The board organizing the conference on Neural Information Processing Systems – one of the world’s most noted events for researchers working on artificial intelligence – has changed the acronym used for the event’s name after attendees complained that the name contributed to an atmosphere of sexism.
The event attended by machine learning researchers and statisticians has been a major recruiting ground for companies and labs working on AI. For the past 30 years, the conference has been called NIPS – which is both a slur against Japanese people, and a sexualized term for women’s nipples. Following the complaints, it has been renamed to NeurIPS.
Triggers that led to name change
The misconduct and sexism in the conference gained prominence after some attendees were reportedly discomforted that a female contortionist was hired to perform at a private party held by a conference sponsor.
Gizmodo reported that the issue gained prominence mainly after attendees complained that last year’s conference was preceded by an unofficial pre-conference named ‘TITS.’
Kristian Lum, a data scientist who attended the conference last year, also reported in her blog post that a band that comprised of famous machine learning researchers performing at the closing party made jokes about sexual assault. Writing about the sexist academics, she further noted:
I was completely unsurprised to learn that a person involved in making the troubling comments is a well-respected academic who is widely known to behave inappropriately at conferences.
Initial resistance to name change
The board that runs the conference initially refused to change the name from NIPS, and noted that it focused “on more tangible steps to promote inclusion and diversity.” In an open letter published last month, it reported:
Following several well-publicized incidents of insensitivity at past conferences, and our acknowledgement of other less-publicized incidents, we conducted community polls requesting alternative names, rating the existing and alternative names, and soliciting additional comments.
After extensive discussions, the NIPS Board has decided not to change the name of the conference for now. The poll itself did not yield a clear consensus on a name change or a well-regarded alternative name.
But after many vocal critics led a social media campaign with #ProtestNIPS and a Change.org petition signed nearly 2,000 times, the board seems to have sought compromise.
Startup withdraws sponsorship from the world's highest profile AI conference amid furore over its name: NIPS. Background: https://t.co/EYeWw8UTAl #protestNIPS https://t.co/ynG5PSieEm
— Tom Simonite (@tsimonite) November 1, 2018
I cannot understand why they don't just change the name. It seems like the only argument against it is "I don't want to modify my behavior even slightly even though it makes others very uncomfortable." #ProtestNIPS https://t.co/mqCeOrsCse
— Jon Kaufman (@JPKscience) October 25, 2018
It was only on November 16 that the board conceded to a name change to NeurIPS:
Something remarkable has happened in our community. The name NeurIPS has sprung up organically as an alternative acronym, and we’re delighted to see it being adopted. Indeed, one forward-thinking member of the community purchased neurips.com and described the site’s purpose as “…host[ing] the conference content under a different acronym… until the board catches up.”

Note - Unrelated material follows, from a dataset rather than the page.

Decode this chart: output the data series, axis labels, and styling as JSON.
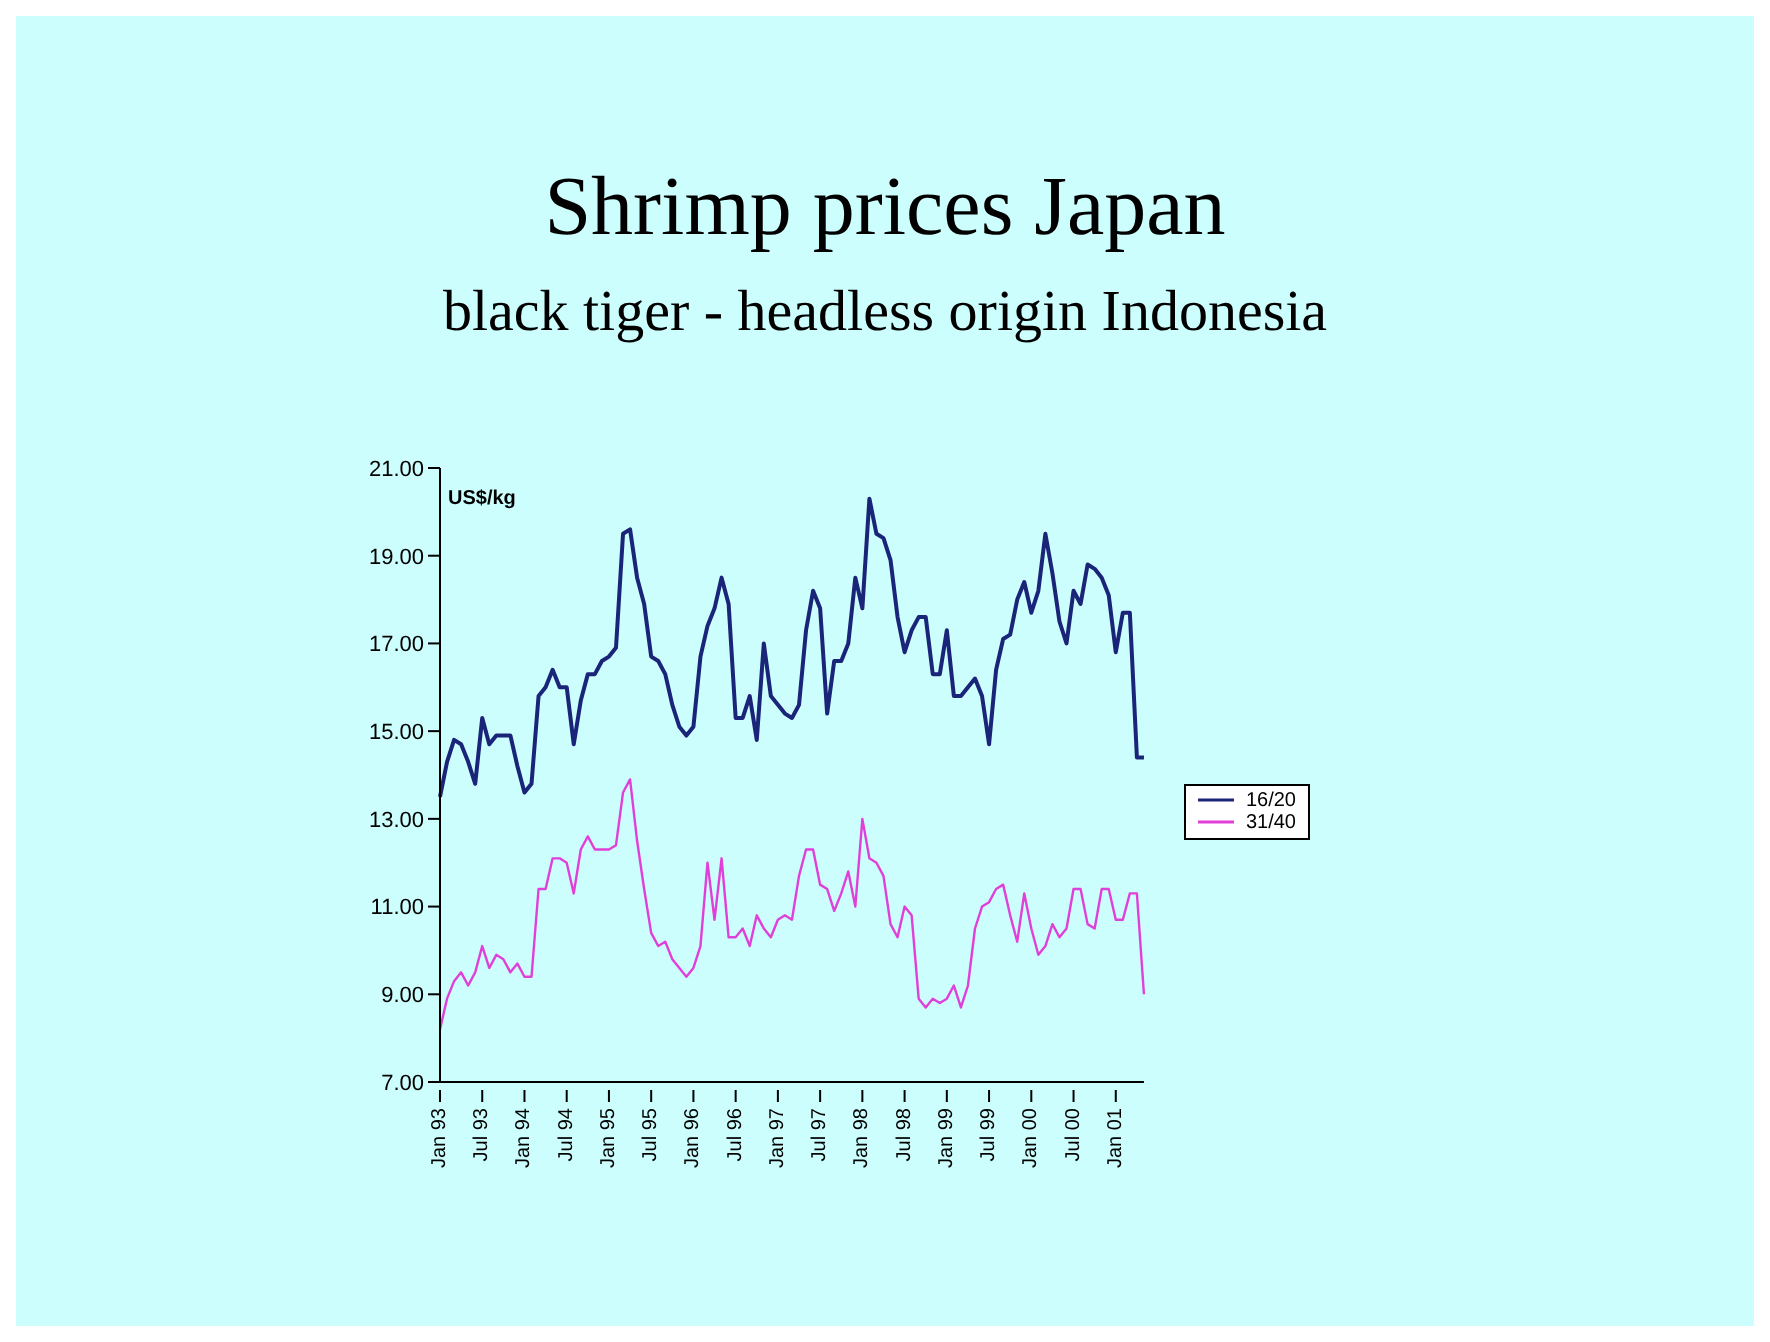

We’ve caught up! We were considering alternative acronyms when the community support for NeurIPS became apparent. We ask all attendees this year to respect this solution from the community and to use the new acronym in order that the conference focus can be on science and ideas.
Success was not easy
Thank you everyone for your overwhelming support for #protestNIPS I wish we could have started with a clean slate and done away with problematic legacy, but this is a compromise. I hope we can all continue to work towards better inclusion in #ml https://t.co/izWOVOMwXD
— Anima Anandkumar (@AnimaAnandkumar) November 17, 2018
Anima Anandkumar, a Caltech professor and director of machine learning research at Nvidia who started the Change.org petition, told Gizmodo that she was subject to trolling and harassment on social media when she pushed for the name change. She added that senior male members of the AI research community instructed female researchers working with them not to sign the petition.
While tech conferences, in general, still have miles to go to make platforms more inclusive and harassment-free, it’s good to see that activists were able to positively influence the NeurIPS conference. Hopefully, others will learn from this and address the issues plaguing their events.